If the 25th, 26th, 27th or 28th of December falls on a Sunday a rubric in the Breviary, found on December 28th, directs that the Sunday within the Octave of the Nativity is celebrated on December 30th, as it is this year. This is a unique example of a semi-double Sunday Mass and Office being 'resumed' in the following week. The Incipit (beginning) of the Epistle to the Romans was traditionally assigned to the 30th (this was moved to the 29th in the 1911-13 reform - which we shall observe has an unfortunate consequence for January 1st in due course). As Incipits normally occur on Sundays this suggests a close relationship with the Sunday.

So today the semi-double Sunday within the Octave of the Nativity is celebrated. The liturgical colour is white. At mattins there are three nocturns and nine lessons, the antiphons and psalmody being that of the feast of the Nativity. At Lauds the Octave of the Nativity is commemorated. At the Hours the antiphons are from the Nativity and the psalmody is festal.

The Mass, Dum medium, is proper, the Gloria is sung, a commemoration of the Octave is made, the Credo is sung and the preface and communicantes of the Nativity are used. Vespers of the Nativity are sung, from the chapter of the Sunday within the Octave with a commemoration of the following day's feast of St. Silvester and of the Octave of the Nativity.

In the 'liturgical books of 1962' today is a day within the Octave of the Nativity. Mattins has the antiphons and psalmody of the Nativity (with the shortened Ps. 88 ) and three lessons from occuring scripture, the Epistle of St. Paul to the Romans. When the 1962ists celebrated their, debatably more rational (?), Sunday within the Octave they had to re-read mattins lessons from the Nativity as St. Paul's Epistle does not begin until the 29th - an interesting novelty. One wonders why the beginning of the Epistle to the Romans was not moved to that Sunday - presumably to avoid the disruption to the pericopes for the other II class days. (In the 1970-2002 rite Liturgia Horaram fails to restore a 'vacant' Sunday within the Octave instead assigning to it the Feast of the Holy Family.) Festal Lauds are celebrated. At the Hours ferial antiphons are psalmody are used and Mass is celebrated of a day within the Octave, Puer natus. Vespers are of the Nativity with no commemorations.

In pre-1911 practice there would have been commemorations of the Octaves of St. Thomas (in dioceses of England and Wales) St. Stephen, St. John the Evangelist and the Holy Innocents in addition to the commemoration of the Octave of the Nativity.


Anonymous said...

Today's section of Gueranger's Liturgical year is very good. He says that the first Christmas was on a Sunday,echoing the Creation of Light and the Midnight Pasch, this would connect with the Annunciation being on a Friday echoed on Good Friday. He says that Christmas on a Sunday is especially sacred.
On a different front, when if ever, were purple dalmatic and tunicle worn ? Penitential seasons had folded chasubles.

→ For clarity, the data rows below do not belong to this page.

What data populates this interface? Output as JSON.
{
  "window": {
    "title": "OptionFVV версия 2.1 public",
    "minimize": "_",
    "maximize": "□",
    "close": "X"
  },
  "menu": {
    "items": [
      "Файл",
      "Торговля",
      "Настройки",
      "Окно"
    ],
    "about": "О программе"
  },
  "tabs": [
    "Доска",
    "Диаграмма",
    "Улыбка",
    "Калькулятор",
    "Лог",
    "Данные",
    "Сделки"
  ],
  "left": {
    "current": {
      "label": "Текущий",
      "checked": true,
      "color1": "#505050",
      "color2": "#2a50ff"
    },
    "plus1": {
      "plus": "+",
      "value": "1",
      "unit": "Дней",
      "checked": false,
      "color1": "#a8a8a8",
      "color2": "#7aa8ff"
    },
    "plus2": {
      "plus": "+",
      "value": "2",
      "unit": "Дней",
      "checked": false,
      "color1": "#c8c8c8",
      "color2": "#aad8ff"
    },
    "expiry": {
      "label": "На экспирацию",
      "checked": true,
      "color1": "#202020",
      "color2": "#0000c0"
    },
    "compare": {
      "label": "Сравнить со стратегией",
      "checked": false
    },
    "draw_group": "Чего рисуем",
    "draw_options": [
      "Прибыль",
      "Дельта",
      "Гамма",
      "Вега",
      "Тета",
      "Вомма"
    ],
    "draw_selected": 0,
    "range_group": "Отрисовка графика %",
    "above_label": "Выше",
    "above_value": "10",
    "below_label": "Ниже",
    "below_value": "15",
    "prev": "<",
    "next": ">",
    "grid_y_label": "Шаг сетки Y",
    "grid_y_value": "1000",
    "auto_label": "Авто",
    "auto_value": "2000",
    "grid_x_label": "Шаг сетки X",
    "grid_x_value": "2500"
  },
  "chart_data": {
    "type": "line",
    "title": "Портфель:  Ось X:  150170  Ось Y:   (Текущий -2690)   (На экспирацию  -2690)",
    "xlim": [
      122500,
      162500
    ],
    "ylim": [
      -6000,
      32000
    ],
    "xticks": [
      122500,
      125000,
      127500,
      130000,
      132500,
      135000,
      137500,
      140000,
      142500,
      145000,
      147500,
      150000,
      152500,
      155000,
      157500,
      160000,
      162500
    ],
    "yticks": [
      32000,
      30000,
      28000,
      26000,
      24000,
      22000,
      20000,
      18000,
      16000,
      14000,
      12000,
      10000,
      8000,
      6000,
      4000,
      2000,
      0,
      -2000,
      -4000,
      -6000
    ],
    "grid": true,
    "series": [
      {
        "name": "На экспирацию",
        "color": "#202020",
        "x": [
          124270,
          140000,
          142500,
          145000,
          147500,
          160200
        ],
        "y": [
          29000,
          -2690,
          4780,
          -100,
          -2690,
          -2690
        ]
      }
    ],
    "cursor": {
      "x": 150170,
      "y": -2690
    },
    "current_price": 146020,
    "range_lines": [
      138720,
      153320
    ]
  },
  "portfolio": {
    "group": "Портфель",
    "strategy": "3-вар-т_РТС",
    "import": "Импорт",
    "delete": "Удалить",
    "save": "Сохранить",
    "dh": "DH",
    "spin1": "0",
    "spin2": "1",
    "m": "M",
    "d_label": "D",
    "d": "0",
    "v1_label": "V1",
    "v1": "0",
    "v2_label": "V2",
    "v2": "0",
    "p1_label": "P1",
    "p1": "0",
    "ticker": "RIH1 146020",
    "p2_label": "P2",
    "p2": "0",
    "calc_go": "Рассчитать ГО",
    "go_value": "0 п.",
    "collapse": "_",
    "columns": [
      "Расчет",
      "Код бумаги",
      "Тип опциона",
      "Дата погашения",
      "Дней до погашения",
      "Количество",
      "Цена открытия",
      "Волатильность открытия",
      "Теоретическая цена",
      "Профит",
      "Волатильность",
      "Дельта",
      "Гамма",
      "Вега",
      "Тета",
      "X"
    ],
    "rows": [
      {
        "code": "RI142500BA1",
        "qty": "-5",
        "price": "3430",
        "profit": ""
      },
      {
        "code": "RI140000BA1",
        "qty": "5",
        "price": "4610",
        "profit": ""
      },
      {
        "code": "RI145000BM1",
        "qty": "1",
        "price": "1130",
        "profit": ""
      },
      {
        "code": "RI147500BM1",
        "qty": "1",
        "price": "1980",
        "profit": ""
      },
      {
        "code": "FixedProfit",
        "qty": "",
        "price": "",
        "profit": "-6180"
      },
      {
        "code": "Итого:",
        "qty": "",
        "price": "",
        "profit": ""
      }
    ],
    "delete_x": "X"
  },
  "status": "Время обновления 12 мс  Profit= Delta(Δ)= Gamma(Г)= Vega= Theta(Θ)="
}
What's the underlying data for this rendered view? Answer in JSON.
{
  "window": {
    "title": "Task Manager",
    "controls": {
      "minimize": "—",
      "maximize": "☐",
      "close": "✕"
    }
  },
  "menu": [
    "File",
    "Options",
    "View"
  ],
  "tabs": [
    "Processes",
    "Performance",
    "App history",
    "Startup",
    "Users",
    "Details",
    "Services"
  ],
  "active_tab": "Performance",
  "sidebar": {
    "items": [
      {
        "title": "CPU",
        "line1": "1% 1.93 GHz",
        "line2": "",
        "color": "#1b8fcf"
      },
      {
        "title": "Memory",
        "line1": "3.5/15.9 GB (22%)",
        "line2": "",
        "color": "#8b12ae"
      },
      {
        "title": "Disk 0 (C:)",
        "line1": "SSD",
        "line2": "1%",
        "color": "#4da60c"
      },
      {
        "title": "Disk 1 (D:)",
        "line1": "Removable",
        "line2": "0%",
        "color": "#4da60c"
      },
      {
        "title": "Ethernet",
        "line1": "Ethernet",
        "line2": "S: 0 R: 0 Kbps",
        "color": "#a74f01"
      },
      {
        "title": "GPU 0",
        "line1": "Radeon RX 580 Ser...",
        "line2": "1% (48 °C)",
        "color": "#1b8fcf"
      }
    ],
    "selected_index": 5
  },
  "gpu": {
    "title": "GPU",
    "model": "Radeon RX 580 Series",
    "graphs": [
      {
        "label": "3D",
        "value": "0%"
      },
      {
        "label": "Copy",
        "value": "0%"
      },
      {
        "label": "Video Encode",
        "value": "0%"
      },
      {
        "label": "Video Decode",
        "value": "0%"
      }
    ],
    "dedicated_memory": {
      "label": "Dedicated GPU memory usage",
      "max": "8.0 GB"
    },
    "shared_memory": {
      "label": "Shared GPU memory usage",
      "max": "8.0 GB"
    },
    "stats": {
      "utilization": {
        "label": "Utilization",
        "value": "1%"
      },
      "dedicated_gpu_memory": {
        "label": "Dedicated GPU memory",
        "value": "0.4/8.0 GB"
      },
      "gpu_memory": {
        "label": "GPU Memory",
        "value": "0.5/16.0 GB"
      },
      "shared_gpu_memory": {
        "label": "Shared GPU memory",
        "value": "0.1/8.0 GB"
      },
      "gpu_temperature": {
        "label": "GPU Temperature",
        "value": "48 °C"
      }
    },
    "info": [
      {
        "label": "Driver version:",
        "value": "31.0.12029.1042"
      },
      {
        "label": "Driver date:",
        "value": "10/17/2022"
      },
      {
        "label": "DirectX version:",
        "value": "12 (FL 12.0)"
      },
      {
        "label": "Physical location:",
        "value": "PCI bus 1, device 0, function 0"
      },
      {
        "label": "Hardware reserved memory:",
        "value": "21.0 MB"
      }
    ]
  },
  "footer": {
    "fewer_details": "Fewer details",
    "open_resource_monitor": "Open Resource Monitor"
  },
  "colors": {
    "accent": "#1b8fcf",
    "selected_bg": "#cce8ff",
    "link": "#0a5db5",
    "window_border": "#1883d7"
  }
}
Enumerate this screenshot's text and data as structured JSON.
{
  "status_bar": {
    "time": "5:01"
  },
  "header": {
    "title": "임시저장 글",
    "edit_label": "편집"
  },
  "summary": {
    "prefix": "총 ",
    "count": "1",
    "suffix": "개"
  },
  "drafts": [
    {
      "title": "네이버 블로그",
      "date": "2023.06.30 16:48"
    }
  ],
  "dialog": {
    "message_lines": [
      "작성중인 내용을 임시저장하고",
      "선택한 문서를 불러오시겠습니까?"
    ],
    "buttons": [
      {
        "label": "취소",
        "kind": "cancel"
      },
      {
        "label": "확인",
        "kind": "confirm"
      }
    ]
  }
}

Can you help in the Problems' Page section ? Happy Silverstermass
Alan Robinson

Rubricarius said...

Violet dalmatic and tunicle are worn on the Sundays of Septuagesima and their respective weekdays; for the Rogations; the Vigil of the Nstivity; the Holy Innocents (when not falling on a Sunday), the Vigils of Saint's days and certain Votive Masses.

Anonymous said...

Thanks so much for this info.You really do need to do a book which will collect all these bits of knowledge,likely to be lost, in an accessible form to be handed down. "Generations yet unborn will bless the name". Happy 2009.